La stratégie du choc

Je veux mettre en garde contre une tendance très nette en temps de crise : abandonner des libertés publiques pour combattre la crise, et voir cet abandon se pérenniser progressivement. Les régimes autoritaires comme le nôtre ont tendance à utiliser des moments où la société est violemment attaquée, pour imposer des solutions que tout le monde aurait rejeté en temps normal. Mais trop occupée à combattre les causes du choc, nous ne pouvons résister, sous peine de subir l’accusation de rompre l’unité de la Nation. Que ces solutions soient proposées de bonne foi ou non ne change rien à l’affaire. Le résultat est toujours le même : les libertés régressent.
Ainsi, la société française a été légitimement choquée par les attentats terroristes perpétrés sur son sol en 2015. L’Etat d’urgence a alors été instauré pour combattre le terrorisme, sans que nul n’y trouve évidemment à redire. Cependant, rapidement, les dispositions de l’état d’urgence ont été utilisées contre des militants écologistes. Puis l’état d’urgence a été prolongé alors qu’il n’y avait plus vraiment d’urgence. Puis en 2017 l’état d’urgence a été définitivement entériné dans le droit commun.

Le traçage des téléphones portables

Nicole Belloubet faisait allusion ce matin à une technique de surveillance de la population utilisée dans plusieurs pays, comme la Corée du Sud, la Pologne, ou encore Israël. Tous les téléphones portables sont géolocalisés, et les données centralisées de façon qu’un organisme de surveillance sait où chacun est. Une fois qu’une personne a été testée positive, elle est confinée, et un SMS est envoyé à toutes les personnes ayant été sur son chemin, pour qu’elles se fassent dépister, et ainsi de suite. On voit bien ce que la technique peut avoir de pratique et de tentant pour lutter contre l’épidémie.
Toutefois, l’utilité en France paraît assez limitée, dans la mesure où nous sommes incapables de tester massivement la population, faute de tests.
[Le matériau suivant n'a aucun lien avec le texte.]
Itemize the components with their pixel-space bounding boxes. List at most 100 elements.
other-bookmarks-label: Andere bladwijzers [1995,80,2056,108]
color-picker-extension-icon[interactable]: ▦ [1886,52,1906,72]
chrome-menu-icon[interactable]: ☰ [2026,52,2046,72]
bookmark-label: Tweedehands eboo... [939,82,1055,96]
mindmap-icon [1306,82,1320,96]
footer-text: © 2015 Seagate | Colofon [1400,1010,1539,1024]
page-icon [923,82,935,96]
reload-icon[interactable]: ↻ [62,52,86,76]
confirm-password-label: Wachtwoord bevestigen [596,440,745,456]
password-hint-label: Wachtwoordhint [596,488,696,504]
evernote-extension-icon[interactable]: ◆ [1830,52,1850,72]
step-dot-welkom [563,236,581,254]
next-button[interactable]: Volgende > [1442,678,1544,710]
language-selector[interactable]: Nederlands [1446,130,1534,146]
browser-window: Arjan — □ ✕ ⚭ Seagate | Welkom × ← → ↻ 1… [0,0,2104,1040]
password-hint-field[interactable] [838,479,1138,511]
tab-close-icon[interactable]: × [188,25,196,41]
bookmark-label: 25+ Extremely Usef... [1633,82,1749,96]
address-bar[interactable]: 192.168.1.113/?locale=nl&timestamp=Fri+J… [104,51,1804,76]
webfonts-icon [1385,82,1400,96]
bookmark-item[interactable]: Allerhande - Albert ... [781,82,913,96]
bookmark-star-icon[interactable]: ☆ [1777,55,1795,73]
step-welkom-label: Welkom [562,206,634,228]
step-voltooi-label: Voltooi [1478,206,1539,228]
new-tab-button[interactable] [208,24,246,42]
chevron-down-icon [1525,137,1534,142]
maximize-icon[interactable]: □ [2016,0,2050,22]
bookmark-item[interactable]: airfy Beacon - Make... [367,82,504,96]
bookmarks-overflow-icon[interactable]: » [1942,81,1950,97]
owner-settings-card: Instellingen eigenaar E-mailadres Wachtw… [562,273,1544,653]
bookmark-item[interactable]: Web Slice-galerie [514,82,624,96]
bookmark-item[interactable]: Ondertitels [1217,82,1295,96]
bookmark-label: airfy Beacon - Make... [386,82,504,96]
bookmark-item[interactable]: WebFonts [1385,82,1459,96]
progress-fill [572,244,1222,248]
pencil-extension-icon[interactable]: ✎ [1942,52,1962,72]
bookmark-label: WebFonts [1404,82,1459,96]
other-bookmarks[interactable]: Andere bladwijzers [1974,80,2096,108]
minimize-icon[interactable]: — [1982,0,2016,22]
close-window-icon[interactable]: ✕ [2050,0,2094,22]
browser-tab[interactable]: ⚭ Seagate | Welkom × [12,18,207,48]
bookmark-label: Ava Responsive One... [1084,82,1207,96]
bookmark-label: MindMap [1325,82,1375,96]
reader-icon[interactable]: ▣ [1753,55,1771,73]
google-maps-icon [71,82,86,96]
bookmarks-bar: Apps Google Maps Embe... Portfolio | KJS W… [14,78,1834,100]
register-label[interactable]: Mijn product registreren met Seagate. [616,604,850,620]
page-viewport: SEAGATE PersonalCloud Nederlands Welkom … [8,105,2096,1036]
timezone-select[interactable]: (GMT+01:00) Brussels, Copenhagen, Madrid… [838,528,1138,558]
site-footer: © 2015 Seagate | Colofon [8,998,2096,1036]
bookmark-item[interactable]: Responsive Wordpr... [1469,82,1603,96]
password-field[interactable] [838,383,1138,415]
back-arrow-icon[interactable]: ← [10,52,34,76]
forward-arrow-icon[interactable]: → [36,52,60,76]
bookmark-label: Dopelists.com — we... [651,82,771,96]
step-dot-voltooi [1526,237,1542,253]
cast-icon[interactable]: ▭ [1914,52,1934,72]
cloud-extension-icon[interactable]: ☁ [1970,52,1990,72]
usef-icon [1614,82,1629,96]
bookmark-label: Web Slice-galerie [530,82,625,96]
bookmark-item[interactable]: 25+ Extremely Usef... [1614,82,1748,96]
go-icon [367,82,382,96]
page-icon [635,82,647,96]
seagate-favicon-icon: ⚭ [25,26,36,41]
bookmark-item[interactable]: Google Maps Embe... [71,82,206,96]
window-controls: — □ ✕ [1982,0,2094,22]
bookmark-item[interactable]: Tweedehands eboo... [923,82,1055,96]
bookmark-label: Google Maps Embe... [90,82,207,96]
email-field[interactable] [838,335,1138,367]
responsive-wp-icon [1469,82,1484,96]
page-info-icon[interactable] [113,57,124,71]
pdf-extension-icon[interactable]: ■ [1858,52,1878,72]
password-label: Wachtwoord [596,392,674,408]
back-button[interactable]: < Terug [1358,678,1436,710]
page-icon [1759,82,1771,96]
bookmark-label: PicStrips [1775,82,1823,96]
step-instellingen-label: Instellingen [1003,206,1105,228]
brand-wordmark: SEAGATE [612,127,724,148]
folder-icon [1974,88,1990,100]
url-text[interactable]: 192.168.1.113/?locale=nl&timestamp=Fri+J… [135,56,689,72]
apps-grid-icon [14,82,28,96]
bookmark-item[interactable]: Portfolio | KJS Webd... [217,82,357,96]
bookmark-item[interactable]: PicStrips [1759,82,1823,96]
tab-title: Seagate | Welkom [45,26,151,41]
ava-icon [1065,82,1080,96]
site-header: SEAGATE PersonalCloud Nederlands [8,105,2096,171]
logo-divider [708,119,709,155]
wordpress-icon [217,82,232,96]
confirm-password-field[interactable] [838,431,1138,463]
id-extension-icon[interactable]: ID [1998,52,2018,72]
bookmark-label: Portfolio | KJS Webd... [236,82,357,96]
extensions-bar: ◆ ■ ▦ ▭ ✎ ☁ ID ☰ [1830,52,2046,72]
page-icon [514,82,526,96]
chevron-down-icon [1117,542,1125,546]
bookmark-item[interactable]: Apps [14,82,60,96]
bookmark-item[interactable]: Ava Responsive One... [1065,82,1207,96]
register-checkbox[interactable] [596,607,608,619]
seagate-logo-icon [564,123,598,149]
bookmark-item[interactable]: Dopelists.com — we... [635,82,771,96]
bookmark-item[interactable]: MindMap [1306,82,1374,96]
Cela servira surtout à traquer les personnes et persécuter ceux qui ne sont pas chez eux, notamment dans les quartiers populaires, où rester toute la journée dans un logement insalubre est un véritable calvaire.
Par ailleurs, une fois la porte ouverte, nous pouvons être certains que nous ne la refermerons jamais. Une fois l’utilisation de la géolocalisation des téléphones acceptée, pour une raison ou pour une autre, elle sera progressivement étendue, demain pour la lutte contre le terrorisme, après demain pour les enquêtes pénales, après-après demain pour du ciblage publicitaire. L’argument que les malfaiteurs et parmi eux les terroristes utilisent des téléphones provisoires qu’ils renouvellent rapidement et que cela servira surtout à traquer les personnes qui en ont un usage normal n’effleurera pas les flèches qui nous gouvernent. Les députés LREM applaudiront en cadence devant l’efficacité du procédé.

Raison garder

Il est donc important de raison garder. Et de toujours penser aux conséquences de nos décisions. Il faut s’opposer à toute remise en cause de nos libertés numériques. Il existe d’autres voies pour en finir avec cette épidémie que ce fichage généralisé : Tester massivement la population et fournir des masques à tout le monde.